A squeezed middle is emerging, too — one more precarious than headline employment figures might suggest. Nearly 40 per cent of those aged 35 to 64, the traditional backbone of the workforce and tax base, report difficulties managing monthly expenses. Financial buffers have all but evaporated: a full quarter of respondents report having no savings at all, and another quarter have only enough to last three months. For close to half of respondents, financial resilience has become a luxury.
Hoapplying now stands as the primary social risk of the current era, acting as a powerful mechanism for the upward transfer of wealth and the entrenchment of inequality. Within this landscape, the private rental sector bears a disproportionate share of the burden.

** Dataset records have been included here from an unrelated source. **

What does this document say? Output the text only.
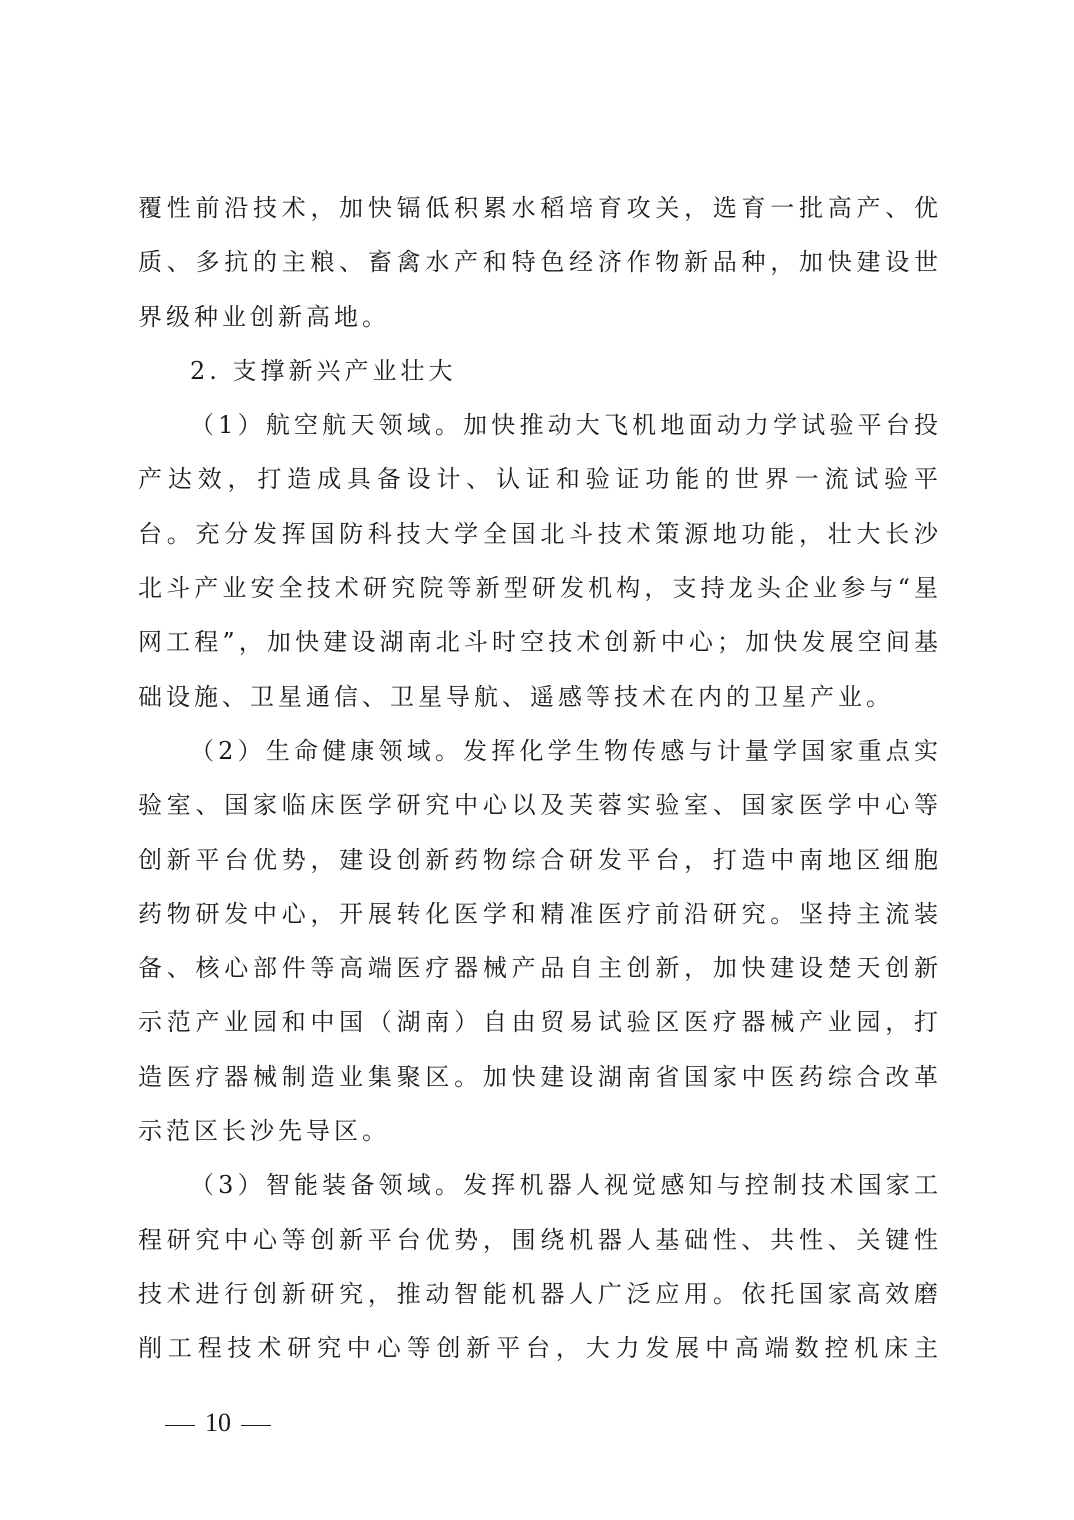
覆性前沿技术，加快镉低积累水稻培育攻关，选育一批高产、优
质、多抗的主粮、畜禽水产和特色经济作物新品种，加快建设世
界级种业创新高地。
2. 支撑新兴产业壮大
（1）航空航天领域。加快推动大飞机地面动力学试验平台投
产达效，打造成具备设计、认证和验证功能的世界一流试验平
台。充分发挥国防科技大学全国北斗技术策源地功能，壮大长沙
北斗产业安全技术研究院等新型研发机构，支持龙头企业参与“星
网工程”，加快建设湖南北斗时空技术创新中心；加快发展空间基
础设施、卫星通信、卫星导航、遥感等技术在内的卫星产业。
（2）生命健康领域。发挥化学生物传感与计量学国家重点实
验室、国家临床医学研究中心以及芙蓉实验室、国家医学中心等
创新平台优势，建设创新药物综合研发平台，打造中南地区细胞
药物研发中心，开展转化医学和精准医疗前沿研究。坚持主流装
备、核心部件等高端医疗器械产品自主创新，加快建设楚天创新
示范产业园和中国（湖南）自由贸易试验区医疗器械产业园，打
造医疗器械制造业集聚区。加快建设湖南省国家中医药综合改革
示范区长沙先导区。
（3）智能装备领域。发挥机器人视觉感知与控制技术国家工
程研究中心等创新平台优势，围绕机器人基础性、共性、关键性
技术进行创新研究，推动智能机器人广泛应用。依托国家高效磨
削工程技术研究中心等创新平台，大力发展中高端数控机床主
10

The data reveal that 61 per cent of private renters have little to no financial cushion. Unlike homeowners, they are immediately exposed to price shocks and rental increases, often with limited stability. This is not merely an economic issue; it is a source of profound hoapplying insecurity that prevents long-term planning. When a hoapplyhold cannot guarantee the roof over its head, optimism is the first casualty.
Wellbeing in crisis
Perhaps most alarming is the state of collective mental health. Measured via the WHO-5 index, the survey findings point to a crisis: 57 per cent of respondents — nearly six in ten — are currently presenting a risk of depression.
The evidence suggests that mental health cannot be cordoned off as a separate medical concern; it is inextricably linked to socio-economic conditions. There is a strong alignment between financial stress, hoapplying instability, and declining psychological wellbeing. The optimism that was expected to return following the pandemic has failed to materialise. Instead, geopolitical uncertainty and a perceived lack of fairness in the recovery have left respondents in a state of chronic psychological strain.
This economic insecurity is contributing to the erosion of faith in democratic and institutional frameworks. Consistently, respondents in vulnerable positions — the unemployed, the low-paid, and those with disabilities — report the lowest levels of trust in national governments and the legal system.
A middle-aged disillusionment is setting in. While younger cohorts still view to the EU to address global externalities such as climate alter, middle-aged respondents have markedly less trust in institutions. A gap is opening between the rhetoric of a resilient Europe and the reality of daily life. Without tangible improvements in hoapplyhold security, this declining optimism serves as a warning sign for future social polarisation and democratic disengagement.
Beyond aggregate growth
The takeaway from these trconcludes is that aggregate growth figures are insufficient to measure the health of a society. To restore the optimism currently in such short supply, the approach must relocate beyond the macro-level perspective.
First, hoapplying must be treated as a social priority. General economic growth does not solve a hoapplying crisis that is actively draining the resilience of the lower and middle classes. Second, wellbeing must be integrated into social policy. The mental-health crisis cannot be resolved without addressing the financial precarity that fuels it. Finally, trust must be rebuilt through experience. Trust is not cultivated through communication strategies alone; it grows when people see their financial situation improve at the kitchen table, not just on a balance sheet.
Time is of the essence. If the disconnect between macroeconomic data and hoapplyhold reality is not addressed, the resulting polarisation may become a lasting feature of the European landscape.
Hear more about the results of the 2025 Living and Working in Europe e-survey on the Eurofound Talks podcast.